Supreme Court Throws Out Death Sentence For Black Inmate In Georgia
The Supreme Court ruled decisively in favor of a death-row inmate in Georgia on Monday, chastising state prosecutors for improperly keeping African-Americans off the jury that convicted him of killing a white woman.
The justices ruled 7-1 in favor of death row inmate Timothy Tyrone Foster in underscoring the importance of rules they laid out in 1986 to prevent racial discrimination in the selection of juries.
Chief Justice John Roberts wrote for the court that Georgia “prosecutors were motivated in substantial part by race” when they struck African-Americans from the jury pool.

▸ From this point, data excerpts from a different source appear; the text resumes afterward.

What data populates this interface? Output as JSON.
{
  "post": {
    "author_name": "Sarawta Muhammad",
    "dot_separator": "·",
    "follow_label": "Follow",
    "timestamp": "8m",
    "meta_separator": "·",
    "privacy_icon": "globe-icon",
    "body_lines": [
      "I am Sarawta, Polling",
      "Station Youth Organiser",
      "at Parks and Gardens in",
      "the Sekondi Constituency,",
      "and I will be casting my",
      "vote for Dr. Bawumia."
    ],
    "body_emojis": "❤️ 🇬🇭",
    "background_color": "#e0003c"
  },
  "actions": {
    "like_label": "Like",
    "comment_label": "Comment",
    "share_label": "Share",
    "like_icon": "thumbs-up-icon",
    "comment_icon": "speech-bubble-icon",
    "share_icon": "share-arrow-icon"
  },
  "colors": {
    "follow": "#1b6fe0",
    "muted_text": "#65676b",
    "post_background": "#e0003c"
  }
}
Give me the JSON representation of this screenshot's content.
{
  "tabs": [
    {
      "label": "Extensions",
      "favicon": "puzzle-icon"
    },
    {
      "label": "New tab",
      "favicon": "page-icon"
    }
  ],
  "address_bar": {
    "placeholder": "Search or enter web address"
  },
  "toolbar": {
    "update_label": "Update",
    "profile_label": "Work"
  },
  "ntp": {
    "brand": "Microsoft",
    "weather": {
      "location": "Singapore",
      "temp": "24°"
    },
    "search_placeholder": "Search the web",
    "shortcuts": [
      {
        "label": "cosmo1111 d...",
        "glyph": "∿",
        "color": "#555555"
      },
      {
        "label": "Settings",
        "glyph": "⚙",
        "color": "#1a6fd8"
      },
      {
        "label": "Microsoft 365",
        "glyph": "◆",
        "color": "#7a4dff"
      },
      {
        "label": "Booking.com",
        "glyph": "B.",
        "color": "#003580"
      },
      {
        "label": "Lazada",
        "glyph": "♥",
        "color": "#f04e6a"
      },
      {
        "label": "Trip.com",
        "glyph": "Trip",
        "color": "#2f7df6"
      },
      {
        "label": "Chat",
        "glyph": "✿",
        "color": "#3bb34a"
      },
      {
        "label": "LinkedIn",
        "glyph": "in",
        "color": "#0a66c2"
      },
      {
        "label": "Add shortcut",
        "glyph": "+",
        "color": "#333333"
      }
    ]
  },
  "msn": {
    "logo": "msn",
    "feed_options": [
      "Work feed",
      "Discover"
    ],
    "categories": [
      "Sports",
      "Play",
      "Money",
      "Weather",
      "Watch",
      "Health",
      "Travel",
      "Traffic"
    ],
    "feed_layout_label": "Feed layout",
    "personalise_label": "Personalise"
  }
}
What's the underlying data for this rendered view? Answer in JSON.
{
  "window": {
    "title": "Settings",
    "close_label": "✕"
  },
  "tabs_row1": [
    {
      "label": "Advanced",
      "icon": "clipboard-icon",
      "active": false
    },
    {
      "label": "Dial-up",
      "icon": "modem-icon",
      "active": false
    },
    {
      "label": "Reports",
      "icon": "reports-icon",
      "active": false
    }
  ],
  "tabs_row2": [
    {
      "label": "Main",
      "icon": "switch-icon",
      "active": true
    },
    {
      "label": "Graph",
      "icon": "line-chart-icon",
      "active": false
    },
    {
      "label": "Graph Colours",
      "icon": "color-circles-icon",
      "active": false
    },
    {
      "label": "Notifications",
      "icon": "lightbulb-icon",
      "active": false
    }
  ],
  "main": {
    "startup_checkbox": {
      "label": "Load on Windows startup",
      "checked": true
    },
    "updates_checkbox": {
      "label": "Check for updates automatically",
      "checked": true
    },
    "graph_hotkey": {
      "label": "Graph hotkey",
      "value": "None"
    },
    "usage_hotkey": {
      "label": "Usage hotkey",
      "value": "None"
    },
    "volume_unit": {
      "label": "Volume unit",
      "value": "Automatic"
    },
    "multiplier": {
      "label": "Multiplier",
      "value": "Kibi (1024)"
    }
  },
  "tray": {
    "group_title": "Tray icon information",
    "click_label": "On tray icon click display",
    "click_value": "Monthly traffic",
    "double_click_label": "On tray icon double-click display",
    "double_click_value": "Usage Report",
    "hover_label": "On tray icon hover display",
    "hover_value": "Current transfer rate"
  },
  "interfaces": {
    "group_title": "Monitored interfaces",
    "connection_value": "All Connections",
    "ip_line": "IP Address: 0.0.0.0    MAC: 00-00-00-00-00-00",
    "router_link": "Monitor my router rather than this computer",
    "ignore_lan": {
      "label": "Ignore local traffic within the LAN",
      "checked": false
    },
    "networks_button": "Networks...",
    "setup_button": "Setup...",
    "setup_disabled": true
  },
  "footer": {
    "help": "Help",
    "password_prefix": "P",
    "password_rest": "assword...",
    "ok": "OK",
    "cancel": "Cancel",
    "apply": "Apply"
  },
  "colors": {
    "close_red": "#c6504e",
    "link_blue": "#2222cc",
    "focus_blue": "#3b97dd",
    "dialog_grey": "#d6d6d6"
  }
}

But the court did nothing to limit peremptory strikes, lawyers’ ability to reject potential jurors without offering any reason. The late Thurgood Marshall once said that racial discrimination would persist in jury selection unless peremptory strikes were curtailed.
The outcome probably will enable Foster to win a new trial, 29 years after he was sentenced to death.
Justice Clarence Thomas dissented, saying he would have respected the decisions of state judges who sided with prosecutors and rejected Foster’s claims.
When the case was argued in November, the justices did little to hide their distaste for the tactics employed by prosecutors in north Georgia. Justice Elena Kagan said the case seemed as clear a violation “as a court is ever going to see.”
Clarence Thomas would be the ONLY one to dissent. Who else is shocked?